Delivery Semantics & Reliability

This module explores the core principles of Kafka delivery semantics and reliability, deriving solutions from first principles and hardware constraints to build world-class, production-ready expertise.

Imagine you are running a high-frequency trading platform. If you lose a “buy” order, you lose money. If you duplicate a “buy” order, you buy twice as much stock and risk bankruptcy. But if you are just tracking user clicks on a website, losing a few clicks is fine, and grinding the system to a halt to guarantee every single click is recorded is a terrible tradeoff.

In distributed systems, the network is fundamentally unreliable—packets drop, nodes crash, and disks fail. Kafka provides three distinct levels of delivery guarantees, allowing you to tune the tradeoff between throughput and data safety. Let’s break them down.

1. The Three Levels of Guarantee

Guarantee Description Use Case
At-Most-Once Messages may be lost, but are never redelivered. Metrics, IoT Sensor data (speed over accuracy).
At-Least-Once Messages are never lost, but may be redelivered (duplicates). Standard microservices, logging.
Exactly-Once Messages are processed exactly once, even if failures occur. Financial transactions, inventory management.

2. Acks (Acknowledgements)

The producer acks setting controls how many replicas must acknowledge a write for it to be considered successful.

acks=0 (None)

  • The producer sends the message and immediately considers it “sent”.
  • Risk: If the broker crashes before writing to disk, data is lost.
  • Performance: Highest throughput.

acks=1 (Leader Only)

  • The producer waits for the Leader to acknowledge the write.
  • Risk: If the Leader crashes after acknowledging but before replication, data is lost.
  • Performance: Balanced.

acks=all (All ISR)

  • The producer waits for the Leader AND all In-Sync Replicas (ISR) to acknowledge.
  • Risk: Zero data loss as long as one ISR survives.
  • Performance: Lowest throughput (latency = max(replica_latency)).

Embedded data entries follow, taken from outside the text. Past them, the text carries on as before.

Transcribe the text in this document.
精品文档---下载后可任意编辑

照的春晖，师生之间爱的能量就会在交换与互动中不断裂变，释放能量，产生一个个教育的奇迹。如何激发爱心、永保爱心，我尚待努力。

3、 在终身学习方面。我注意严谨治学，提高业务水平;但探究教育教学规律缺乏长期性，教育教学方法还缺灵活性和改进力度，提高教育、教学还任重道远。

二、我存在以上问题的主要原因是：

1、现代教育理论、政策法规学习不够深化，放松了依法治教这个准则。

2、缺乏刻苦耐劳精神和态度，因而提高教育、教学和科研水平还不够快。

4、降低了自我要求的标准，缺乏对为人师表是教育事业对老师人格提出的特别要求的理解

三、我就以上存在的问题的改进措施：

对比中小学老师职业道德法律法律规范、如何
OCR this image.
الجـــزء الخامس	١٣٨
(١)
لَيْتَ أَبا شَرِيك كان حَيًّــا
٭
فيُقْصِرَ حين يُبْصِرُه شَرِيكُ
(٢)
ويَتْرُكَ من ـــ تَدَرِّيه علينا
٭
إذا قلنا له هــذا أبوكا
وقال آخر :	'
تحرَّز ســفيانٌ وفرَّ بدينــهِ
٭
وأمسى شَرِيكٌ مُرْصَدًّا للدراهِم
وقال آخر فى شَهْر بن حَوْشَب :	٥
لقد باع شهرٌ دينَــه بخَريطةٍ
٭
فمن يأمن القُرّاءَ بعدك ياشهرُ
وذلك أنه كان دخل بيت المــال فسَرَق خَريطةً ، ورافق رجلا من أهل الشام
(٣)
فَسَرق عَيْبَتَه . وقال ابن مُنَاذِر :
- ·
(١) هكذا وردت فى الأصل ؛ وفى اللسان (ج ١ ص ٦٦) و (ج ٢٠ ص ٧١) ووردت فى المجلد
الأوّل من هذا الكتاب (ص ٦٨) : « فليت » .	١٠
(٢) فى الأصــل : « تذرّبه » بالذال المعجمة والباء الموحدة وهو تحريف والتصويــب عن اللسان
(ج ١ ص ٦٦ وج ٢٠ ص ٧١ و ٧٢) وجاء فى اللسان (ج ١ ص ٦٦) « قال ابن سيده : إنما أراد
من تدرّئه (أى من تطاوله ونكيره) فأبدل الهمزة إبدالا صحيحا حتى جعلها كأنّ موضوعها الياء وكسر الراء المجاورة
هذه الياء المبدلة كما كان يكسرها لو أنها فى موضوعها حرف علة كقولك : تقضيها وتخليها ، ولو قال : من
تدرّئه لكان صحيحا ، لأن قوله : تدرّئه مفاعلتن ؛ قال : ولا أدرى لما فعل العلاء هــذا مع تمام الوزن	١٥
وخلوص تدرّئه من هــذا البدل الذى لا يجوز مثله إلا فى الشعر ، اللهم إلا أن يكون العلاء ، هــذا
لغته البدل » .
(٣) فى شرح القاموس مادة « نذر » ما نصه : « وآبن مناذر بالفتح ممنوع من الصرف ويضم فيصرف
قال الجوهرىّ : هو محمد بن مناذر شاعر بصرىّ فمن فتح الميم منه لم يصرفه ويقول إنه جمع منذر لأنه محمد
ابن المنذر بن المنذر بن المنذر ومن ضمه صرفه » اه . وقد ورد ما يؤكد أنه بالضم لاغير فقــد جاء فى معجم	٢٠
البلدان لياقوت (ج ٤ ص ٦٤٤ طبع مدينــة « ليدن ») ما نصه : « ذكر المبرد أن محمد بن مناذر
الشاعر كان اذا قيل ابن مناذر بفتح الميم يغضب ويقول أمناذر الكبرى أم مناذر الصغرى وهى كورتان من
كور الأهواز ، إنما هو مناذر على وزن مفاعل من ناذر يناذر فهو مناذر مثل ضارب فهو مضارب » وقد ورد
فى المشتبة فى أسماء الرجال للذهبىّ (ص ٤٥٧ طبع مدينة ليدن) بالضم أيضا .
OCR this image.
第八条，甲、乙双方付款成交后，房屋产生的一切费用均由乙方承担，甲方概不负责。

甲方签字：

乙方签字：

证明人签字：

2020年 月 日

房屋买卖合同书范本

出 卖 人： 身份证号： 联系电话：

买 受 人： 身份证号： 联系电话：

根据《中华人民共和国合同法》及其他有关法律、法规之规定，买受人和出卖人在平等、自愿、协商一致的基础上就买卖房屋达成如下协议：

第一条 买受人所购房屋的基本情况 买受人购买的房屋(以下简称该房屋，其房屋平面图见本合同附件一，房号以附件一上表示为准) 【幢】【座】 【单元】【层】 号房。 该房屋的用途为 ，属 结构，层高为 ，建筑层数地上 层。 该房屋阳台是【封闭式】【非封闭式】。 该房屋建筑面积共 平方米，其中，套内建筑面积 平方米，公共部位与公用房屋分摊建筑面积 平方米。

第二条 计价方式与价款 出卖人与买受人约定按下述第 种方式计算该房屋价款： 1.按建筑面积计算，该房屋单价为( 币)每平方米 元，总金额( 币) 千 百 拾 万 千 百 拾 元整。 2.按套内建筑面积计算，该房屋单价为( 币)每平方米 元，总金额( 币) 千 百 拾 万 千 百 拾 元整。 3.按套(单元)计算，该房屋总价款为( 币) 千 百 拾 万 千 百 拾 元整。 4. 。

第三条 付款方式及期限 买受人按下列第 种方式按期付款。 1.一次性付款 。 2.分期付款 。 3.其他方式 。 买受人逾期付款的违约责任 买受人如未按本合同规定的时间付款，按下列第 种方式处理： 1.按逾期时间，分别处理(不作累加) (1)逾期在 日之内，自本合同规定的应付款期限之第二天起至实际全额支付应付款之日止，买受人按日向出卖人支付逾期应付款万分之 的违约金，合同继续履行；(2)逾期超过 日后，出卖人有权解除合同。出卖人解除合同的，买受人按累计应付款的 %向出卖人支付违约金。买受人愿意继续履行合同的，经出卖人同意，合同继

3. Retries and Idempotence

Retries

Network glitches happen. By default, the producer retries transient failures (e.g., NotEnoughReplicasException).

  • retries: Set to Integer.MAX_VALUE by default.
  • delivery.timeout.ms: Controls how long (e.g., 2 minutes) the producer will keep retrying before giving up.

The Problem with Retries: Duplicates

If a producer sends a message, the broker writes it, but the ACK is lost on the network, the producer will retry. The broker writes the message again. Result: Duplicate Message.

The Solution: Idempotence (enable.idempotence=true)

When enabled, the producer assigns a Sequence Number to every message.

  1. Producer sends Msg(Seq=1).
  2. Broker writes Msg(Seq=1).
  3. ACK is lost.
  4. Producer retries Msg(Seq=1).
  5. Broker sees Seq=1 already exists from this producer ID.
  6. Broker drops the duplicate and returns success.
Important

Always set enable.idempotence=true in production (default in Kafka ≥ 3.0). It gives you Exactly-Once semantics per partition with zero performance penalty.


4. Interactive: Delivery Simulator

Simulate a network failure and see how acks and retries affect data integrity.

Producer
Broker
Ready to send.

5. Transactions (Atomic Writes)

Idempotence only works for a single partition. If you need to update multiple partitions atomically (e.g., “Consume from A, Transform, Produce to B”), you need Transactions.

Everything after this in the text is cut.